December - Week 2

3 minute read

Working from the rainforest

Our week 2 post came in a little late, but better than late than never! Doing productive work in Malaysia is really hard. There are tons of distractions around me – from endless errands to chatty relatives. Despite everything I managed to carve out small pockets of time in the middle of the night to get a little work done.

Arch Linux

The Raspi is running on Arch Linux so that there are minimal processes running in the background. This is our first step taken in optimising the camera module – to have a simple system to work with. I have also installed Arch Linux on my laptop which is currently dual booting. As installing C++ libraries on a Windows laptop is a troublesome process, and it seemed impossible after numerous tries, we thought that a Linux system would streamline this process. However, due to my lack of experience with Linux, I cannot boot Arch Linux on my laptop anymore. What happen was that i updated Arch Linux which caused the boot manager to lose the ability to boot it. From this, it is clear that I should have chosen a simpler distro like Ubuntu.


Previously, in order to identify the different colour values or to change the program, we had to enter the Raspi using VNC. Now that our Raspi do not have a graphical user interface, we have to create a GUI to view the feed from the Picam. With this GUI we could add the functions we want accordingly. Some functions are to toggle between different colour modes instantly, select a region to identify its colour range, and to display such data in charts.
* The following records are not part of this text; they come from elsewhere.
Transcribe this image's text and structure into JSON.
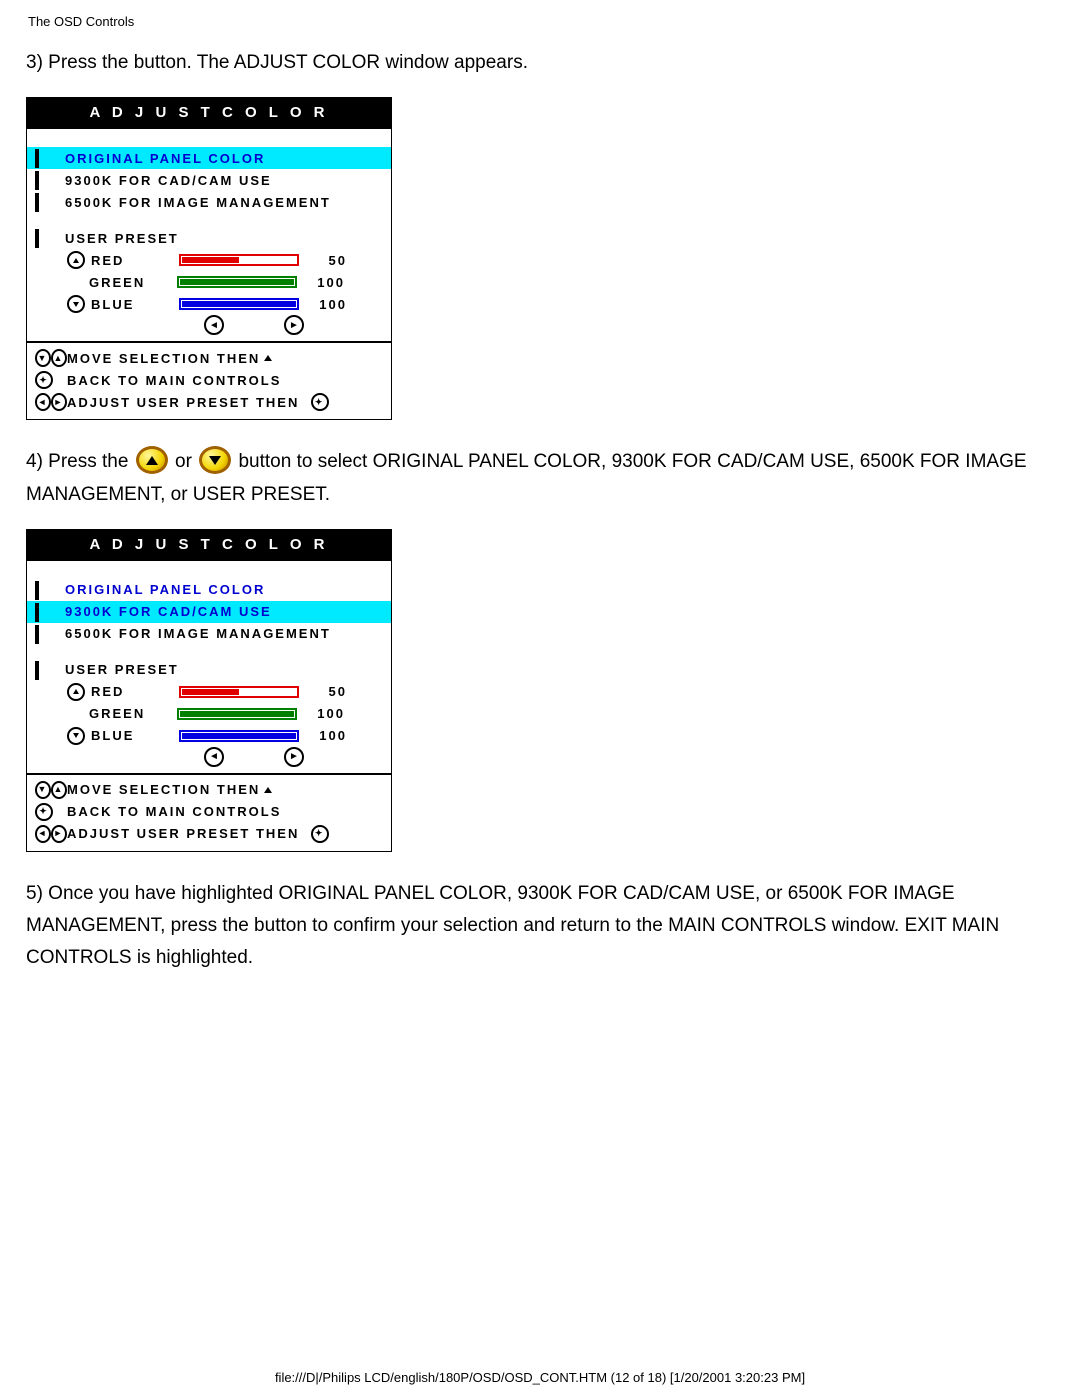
{
  "header": "The OSD Controls",
  "step3": "3) Press the      button. The ADJUST COLOR window appears.",
  "step4_a": "4) Press the ",
  "step4_b": " or ",
  "step4_c": " button to select ORIGINAL PANEL COLOR, 9300K FOR CAD/CAM USE, 6500K FOR IMAGE MANAGEMENT, or USER PRESET.",
  "step5": "5) Once you have highlighted ORIGINAL PANEL COLOR, 9300K FOR CAD/CAM USE, or 6500K FOR IMAGE MANAGEMENT, press the        button to confirm your selection and return to the MAIN CONTROLS window. EXIT MAIN CONTROLS is highlighted.",
  "osd": {
    "title": "A D J U S T  C O L O R",
    "items": {
      "original": "ORIGINAL PANEL COLOR",
      "k9300": "9300K FOR CAD/CAM USE",
      "k6500": "6500K FOR IMAGE MANAGEMENT",
      "user": "USER PRESET"
    },
    "rgb": {
      "red": {
        "label": "RED",
        "value": "50"
      },
      "green": {
        "label": "GREEN",
        "value": "100"
      },
      "blue": {
        "label": "BLUE",
        "value": "100"
      }
    },
    "foot": {
      "l1": "MOVE SELECTION THEN",
      "l2": "BACK TO MAIN CONTROLS",
      "l3": "ADJUST USER PRESET THEN"
    }
  },
  "footer": "file:///D|/Philips LCD/english/180P/OSD/OSD_CONT.HTM (12 of 18) [1/20/2001 3:20:23 PM]"
}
By using the sockets library I could send the frames captured on the Picam to my laptop which is then further processed based on the different settings selected on the GUI.

Looking ahead, more functions would be added to the GUI. One of those functions would be a text editor where I can edit the program inside of the Raspi. Also, after confirming the different calibrations values i.e. colour values and exposure it will be saved in a text file in the Raspi which will be accessed by the main program.

Pi Camera

When we were calibrating the camera this year, we realised that the shade of orange varied when the robot is placed at different parts of the field. This made our colour values unreliable. Therefore, we have looked into white balance calibration as we plan to disable the auto w/b function in the Pi camera.

Since the shade of orange might be constantly changing we could predict the next colour range using the current and past few colour ranges, this allows our program to be more dynamic.


Juggling between work and life in Malaysia is tough. Avoid using Arch Linux as a start, opt for Ubuntu or something simpler. Right now, we are optimising the camera and its calibration process.